Thelma is a film which wears its cinematic influences on its sleeve, as early on we see our protagonist Thelma (June Squibb) watching Mission Impossible: Fallout with her grandson Daniel (Fred Hechinger) on an old fat backed television.
Much like Cruise’s alter-ego Ethan hunt, Thelma is about to be faced with her own impossible mission when con artists, pretending to be her grandson in need of help, successfully scam her for $10,000. Angered by this injustice, and spurred on the pitying sorrow of her family, Thelma does not take this lying down. She recruits her old, somewhat, friend Ben (Richard Roundtree) and embarks on adventure to get the money back. What follows is a proper espionage caper, which just so happens to replace globetrotting for the suburban streets of Los Angeles, supercars for mobility scooters, and rooftop parkour for the travails of manoeuvring through an antique lamp store.
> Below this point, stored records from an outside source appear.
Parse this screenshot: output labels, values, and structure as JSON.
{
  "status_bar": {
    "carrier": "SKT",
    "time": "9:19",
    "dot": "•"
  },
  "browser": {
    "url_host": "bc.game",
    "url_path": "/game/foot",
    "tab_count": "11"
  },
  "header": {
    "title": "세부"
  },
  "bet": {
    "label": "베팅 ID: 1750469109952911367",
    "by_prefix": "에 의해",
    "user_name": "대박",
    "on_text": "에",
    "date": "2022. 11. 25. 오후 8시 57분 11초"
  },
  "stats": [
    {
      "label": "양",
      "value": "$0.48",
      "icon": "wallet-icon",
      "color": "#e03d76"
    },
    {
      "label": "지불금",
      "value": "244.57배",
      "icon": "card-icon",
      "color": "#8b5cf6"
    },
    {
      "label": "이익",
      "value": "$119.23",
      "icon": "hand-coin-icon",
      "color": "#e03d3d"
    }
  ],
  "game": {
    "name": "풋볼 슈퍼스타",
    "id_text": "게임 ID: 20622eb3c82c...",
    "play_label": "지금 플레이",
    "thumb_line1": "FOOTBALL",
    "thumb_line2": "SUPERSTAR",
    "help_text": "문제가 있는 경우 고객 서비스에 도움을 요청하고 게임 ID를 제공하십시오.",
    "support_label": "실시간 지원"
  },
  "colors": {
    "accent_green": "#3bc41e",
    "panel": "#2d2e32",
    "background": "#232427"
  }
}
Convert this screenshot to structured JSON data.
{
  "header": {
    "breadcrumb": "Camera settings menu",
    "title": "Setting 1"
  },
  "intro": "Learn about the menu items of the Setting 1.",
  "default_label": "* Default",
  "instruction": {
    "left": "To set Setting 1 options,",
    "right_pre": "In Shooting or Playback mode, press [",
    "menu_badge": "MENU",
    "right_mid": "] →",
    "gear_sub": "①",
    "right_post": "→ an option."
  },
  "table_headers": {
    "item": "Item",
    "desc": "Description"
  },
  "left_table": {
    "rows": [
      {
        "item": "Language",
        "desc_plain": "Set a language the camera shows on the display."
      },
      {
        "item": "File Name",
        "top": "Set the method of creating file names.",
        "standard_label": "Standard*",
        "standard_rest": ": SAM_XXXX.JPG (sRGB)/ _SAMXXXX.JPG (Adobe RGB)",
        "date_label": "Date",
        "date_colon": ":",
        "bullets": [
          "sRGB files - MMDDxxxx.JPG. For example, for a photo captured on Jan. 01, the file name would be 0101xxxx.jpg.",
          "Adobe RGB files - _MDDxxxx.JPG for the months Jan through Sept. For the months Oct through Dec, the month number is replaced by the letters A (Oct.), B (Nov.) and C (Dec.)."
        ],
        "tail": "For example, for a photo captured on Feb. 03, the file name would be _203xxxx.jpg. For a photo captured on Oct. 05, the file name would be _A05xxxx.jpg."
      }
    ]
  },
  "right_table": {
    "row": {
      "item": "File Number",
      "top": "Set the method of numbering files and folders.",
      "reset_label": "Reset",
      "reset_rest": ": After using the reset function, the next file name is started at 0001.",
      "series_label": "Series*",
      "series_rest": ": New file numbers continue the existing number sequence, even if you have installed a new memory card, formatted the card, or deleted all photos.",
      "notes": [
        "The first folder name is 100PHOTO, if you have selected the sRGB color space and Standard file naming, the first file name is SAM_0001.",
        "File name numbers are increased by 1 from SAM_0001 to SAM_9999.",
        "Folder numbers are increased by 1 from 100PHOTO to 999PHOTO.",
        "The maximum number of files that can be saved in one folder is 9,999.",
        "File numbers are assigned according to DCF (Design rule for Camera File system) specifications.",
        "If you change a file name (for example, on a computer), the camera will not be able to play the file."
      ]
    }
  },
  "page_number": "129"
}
This genre mashup works so well because writer-director Josh Margolin clearly understands the language and rhythm of the action movie, and is able successfully to transpose it onto this small scale story. Whether Thelma is racing a mobility scooter through a care home, or rolling across a bed, Margolin’s use of camera placement and editing, helped along by a nifty score from composer Nick Chuba, constructs these sequences with a real tension and momentum. In an odd way the stakes feel ramped up from a Mission Impossible entry, as Tom Cruise, a man of seemingly mythic invulnerability, is replaced with the frailty of a 94-year-old woman. The film is also wonderfully comedic and self-aware, and clearly owes an equal debt to Cruise’s silent era forbearers of Charlie Chaplin and Buster Keaton.
For all its OAP theatricality, the film also contains more serious undertones as a commentary on the vulnerability of our elderly and those who would seek to exploit them. The film’s scam is taken almost verbatim from one Margolin’s own grandmother, who is also called Thelma and appears briefly during the end-credits, nearly fell for before he stepped in to stop it. The disorienting and disheartening impact that falling for these scams can have is powerfully evoked, while the inspired casting of Malcom MacDowell as one of the scammers highlights its sinisterness.
There is also a heartwarming evocation on the frustrations of family, as we see Daniel struggling with his quarter-life crisis and the endearing madness of his overbearing parents, played by Parker Posey and Clark Gregg. What shines through most of all though, and what makes Thelma such a joyous watch, is the deep affection that Margolin feels for his own grandmother. The film is the cinematic equivalent of a cup of tea accompanied with a shot of whiskey just to liven things up a bit, or maybe an action film in a snug knitted cardigan.